The prosecution’s investigation reveals that the relationship between Hernandez and Barrio 18 began in 2012 when he was newly elected. By then, the gang had increased their extortion fees to the municipal markets. To avoid possible homicides due to non-payment, the mayor hiked the official tax on vendors and gave that money to the gang. According to the testimony of gang members who agreed to confess in exchange for a reduced sentence, the mayor began governing jointly with the gang. Beyond Alfil’s murder, Hernández, according to the prosecution’s investigations, provided many resources to Barrio 18 members he had hired to work in his office. Between 2012 and 2020, he hiked taxes on municipal markets and handed that money to the gang as a form of extortion, all in exchange for power.
He even hired gang members to serve in the municipal police, and made one of the members the head of the unit. Turning gang members into police officers implied, in addition to giving them official authority, the use of state resources: uniforms, vehicles, gas, and, of course, wages.
According to the prosecutors, Hernández used public resources to finance the gang’s requests, from funeral services and coffins for their fallen members to music production teams for those who wanted to record their rap songs.

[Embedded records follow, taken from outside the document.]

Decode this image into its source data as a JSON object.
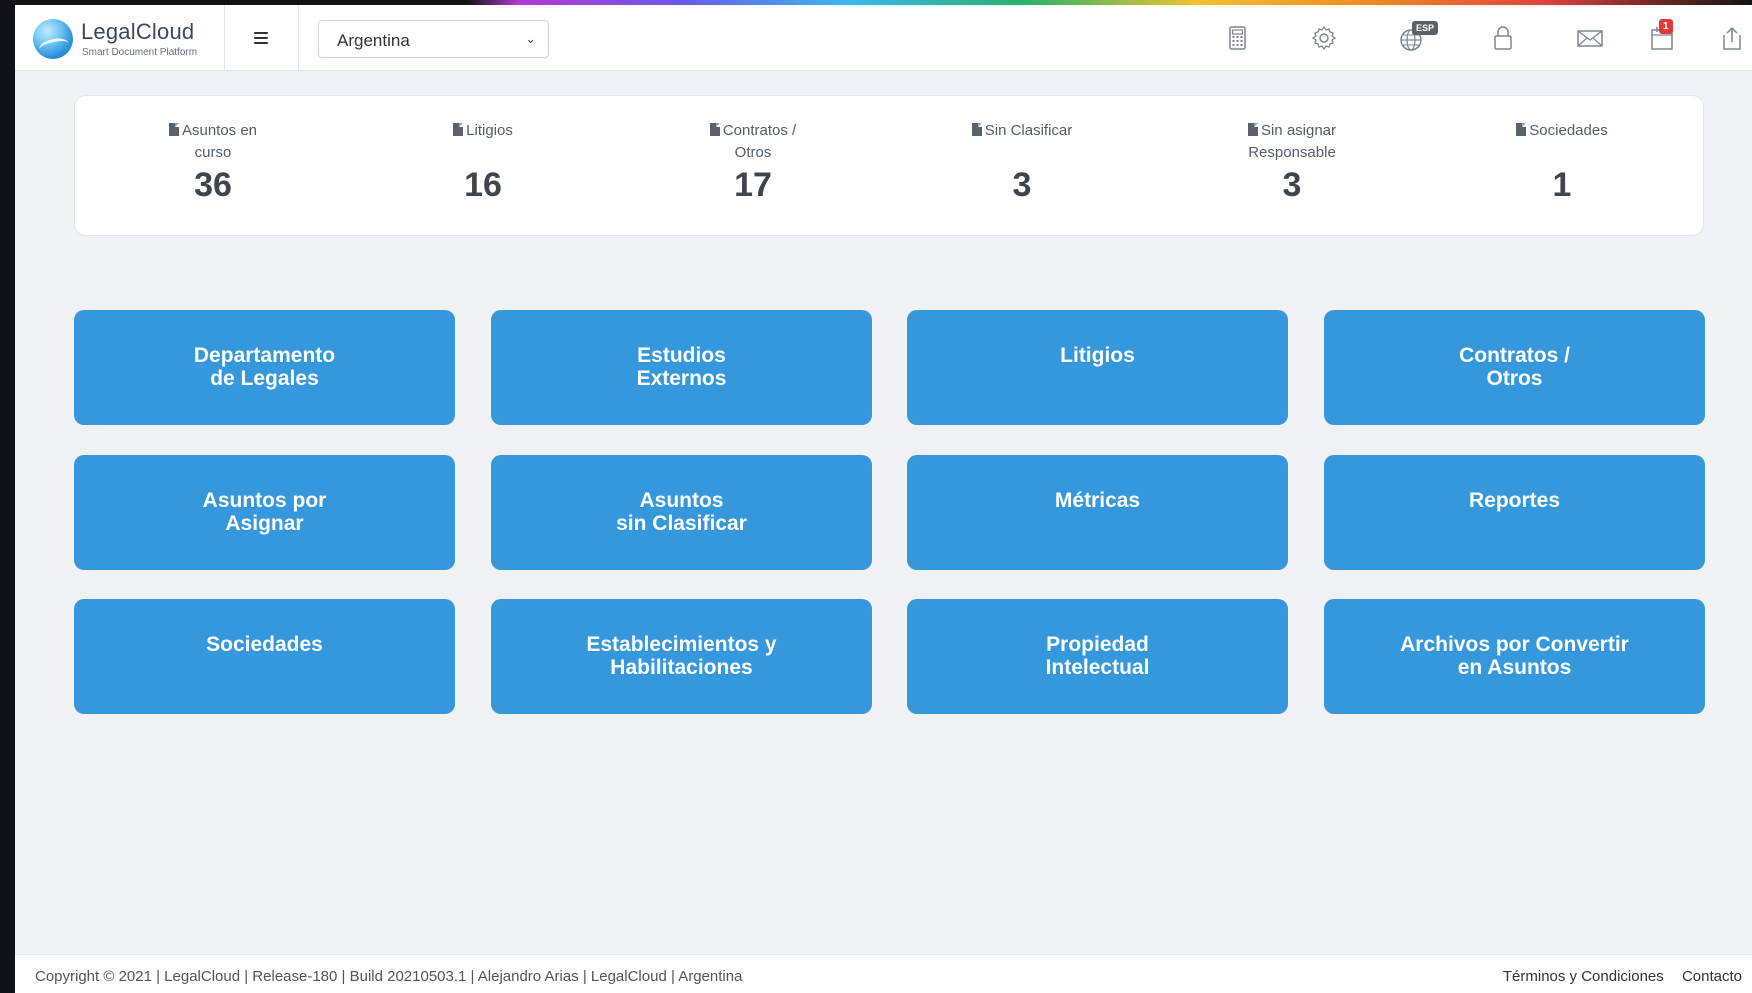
{
  "brand": {
    "name": "LegalCloud",
    "tagline": "Smart Document Platform"
  },
  "header": {
    "country_select": {
      "value": "Argentina"
    },
    "icons": [
      {
        "name": "calculator-icon"
      },
      {
        "name": "settings-gear-icon"
      },
      {
        "name": "language-globe-icon",
        "badge": "ESP"
      },
      {
        "name": "lock-icon"
      },
      {
        "name": "mail-icon"
      },
      {
        "name": "calendar-icon",
        "badge": "1"
      },
      {
        "name": "logout-icon"
      }
    ]
  },
  "stats": [
    {
      "label": "Asuntos en\ncurso",
      "value": "36"
    },
    {
      "label": "Litigios",
      "value": "16"
    },
    {
      "label": "Contratos /\nOtros",
      "value": "17"
    },
    {
      "label": "Sin Clasificar",
      "value": "3"
    },
    {
      "label": "Sin asignar\nResponsable",
      "value": "3"
    },
    {
      "label": "Sociedades",
      "value": "1"
    }
  ],
  "tiles": [
    {
      "label": "Departamento\nde Legales"
    },
    {
      "label": "Estudios\nExternos"
    },
    {
      "label": "Litigios"
    },
    {
      "label": "Contratos /\nOtros"
    },
    {
      "label": "Asuntos por\nAsignar"
    },
    {
      "label": "Asuntos\nsin Clasificar"
    },
    {
      "label": "Métricas"
    },
    {
      "label": "Reportes"
    },
    {
      "label": "Sociedades"
    },
    {
      "label": "Establecimientos y\nHabilitaciones"
    },
    {
      "label": "Propiedad\nIntelectual"
    },
    {
      "label": "Archivos por Convertir\nen Asuntos"
    }
  ],
  "footer": {
    "copyright": "Copyright © 2021 | LegalCloud | Release-180 | Build 20210503.1 | Alejandro Arias | LegalCloud | Argentina",
    "terms": "Términos y Condiciones",
    "contact": "Contacto"
  },
  "colors": {
    "tile_blue": "#3598dc",
    "badge_red": "#e53935"
  }
}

Hernández, captured in 2016, is accused of ordering several assassinations, including Alfil’s, to settle personal quarrels. According to investigations and the survivor’s testimony, the attempted murder against Alfil was a matter of revenge; the mayor accused him of leaking photographs of his son wearing a skirt and wig in a gay nightclub in San Salvador, something Alfil, whose name has been changed to protect his identity, denies in his testimony in the prosecution’s investigation.
Days before being attacked, Alfil said, he showed up for work as usual at the mayor’s office, but the security personnel did not let him in and told him that he was fired. The head of security, Alfil recalled, gave him a cell phone to talk to the mayor. “I heard the voice of the mayor who told me, ‘You are fired for slandering my son by making him look gay. I’m going to have you killed for that, don’t go near the town hall because I’m going to have you killed,’” he said in his testimony.

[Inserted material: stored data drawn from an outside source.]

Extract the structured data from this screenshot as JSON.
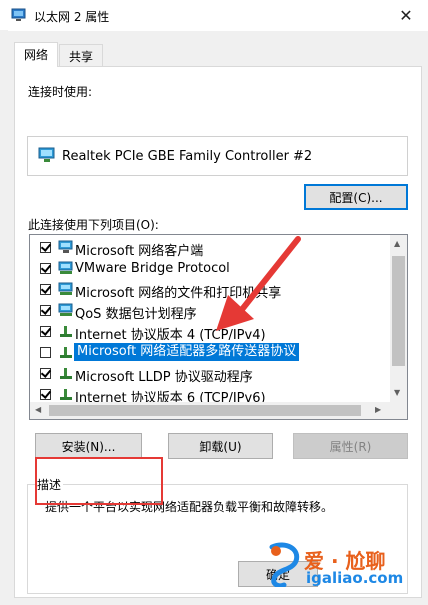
{
  "window": {
    "title": "以太网 2 属性",
    "close_glyph": "✕"
  },
  "tabs": [
    {
      "label": "网络",
      "active": true
    },
    {
      "label": "共享",
      "active": false
    }
  ],
  "connect_using": {
    "label": "连接时使用:",
    "adapter": "Realtek PCIe GBE Family Controller #2"
  },
  "configure_button": "配置(C)...",
  "items_label": "此连接使用下列项目(O):",
  "items": [
    {
      "label": "Microsoft 网络客户端",
      "checked": true,
      "icon": "network-client-icon"
    },
    {
      "label": "VMware Bridge Protocol",
      "checked": true,
      "icon": "network-service-icon"
    },
    {
      "label": "Microsoft 网络的文件和打印机共享",
      "checked": true,
      "icon": "network-service-icon"
    },
    {
      "label": "QoS 数据包计划程序",
      "checked": true,
      "icon": "network-service-icon"
    },
    {
      "label": "Internet 协议版本 4 (TCP/IPv4)",
      "checked": true,
      "icon": "protocol-icon"
    },
    {
      "label": "Microsoft 网络适配器多路传送器协议",
      "checked": false,
      "icon": "protocol-icon",
      "selected": true
    },
    {
      "label": "Microsoft LLDP 协议驱动程序",
      "checked": true,
      "icon": "protocol-icon"
    },
    {
      "label": "Internet 协议版本 6 (TCP/IPv6)",
      "checked": true,
      "icon": "protocol-icon"
    }
  ],
  "buttons": {
    "install": "安装(N)...",
    "uninstall": "卸载(U)",
    "properties": "属性(R)",
    "ok": "确定"
  },
  "description": {
    "title": "描述",
    "text": "提供一个平台以实现网络适配器负载平衡和故障转移。"
  },
  "watermark": {
    "brand": "爱 · 尬聊",
    "site": "igaliao.com"
  },
  "colors": {
    "accent": "#0078d7",
    "annotation": "#e53935"
  }
}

Shortly after his termination, Alfil said he had dinner at his house when he received a call from a woman named “Vanessa.” The woman told him that she had a message for him from the mayor and asked him to step out of his house where she would be waiting.
Alfil did not leave his house, but five minutes later, someone knocked on the door. There were three members of Barrio 18, whom he knew from his neighborhood. The men forced him out of his house, grabbed him by the neck, and pointed a gun at him. Outside, they asked him to get into a yellow car, but Alfil resisted.

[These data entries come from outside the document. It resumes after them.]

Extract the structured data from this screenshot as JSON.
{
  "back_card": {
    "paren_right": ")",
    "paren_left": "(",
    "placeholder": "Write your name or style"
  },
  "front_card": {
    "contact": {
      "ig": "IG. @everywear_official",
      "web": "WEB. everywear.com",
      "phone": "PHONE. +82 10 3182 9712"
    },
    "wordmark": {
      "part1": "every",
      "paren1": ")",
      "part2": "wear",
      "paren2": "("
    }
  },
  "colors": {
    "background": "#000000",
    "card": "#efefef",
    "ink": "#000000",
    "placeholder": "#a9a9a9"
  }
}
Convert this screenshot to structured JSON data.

Then, after whispering “No one messes with the mayor,” in his ear, Alfil said they shot him in the neck. Alfil fell to the ground, and the other gang members shot him in the face, arms, and abdomen.
Over the next four years, the Salvadoran prosecution collected evidence and dozens of testimonies that validate Alfil’s account; Hernández was then convicted of ordering Alfil’s murder.
In El Salvador, Hernández’s case is not the first to expose negotiations between the government and the gangs. Various judicial and journalistic investigations have revealed how, for almost a decade, all the country’s strong political parties have negotiated under the table with these criminal organizations to achieve power, win votes in elections, or reduce homicides. In 2012, the central government, then run by President Mauricio Funes, agreed to an under-cover truce with the gangs to reduce homicides nationwide. Even the current Salvadoran president Nayib Bukele has been accused, twice, of sending messengers to negotiate with the main gangs of the country, the MS-13 and Barrio 18: One time when he was mayor of San Salvador and the second during his current administration. Still, Hernández’s case undoubtedly exemplifies the power of gangs in El Salvador, and the hold Barrio 18 had on this town.
After he was shot, and as he fainted, Alfil said he remembered a voice saying, “Mission accomplished, mayor.”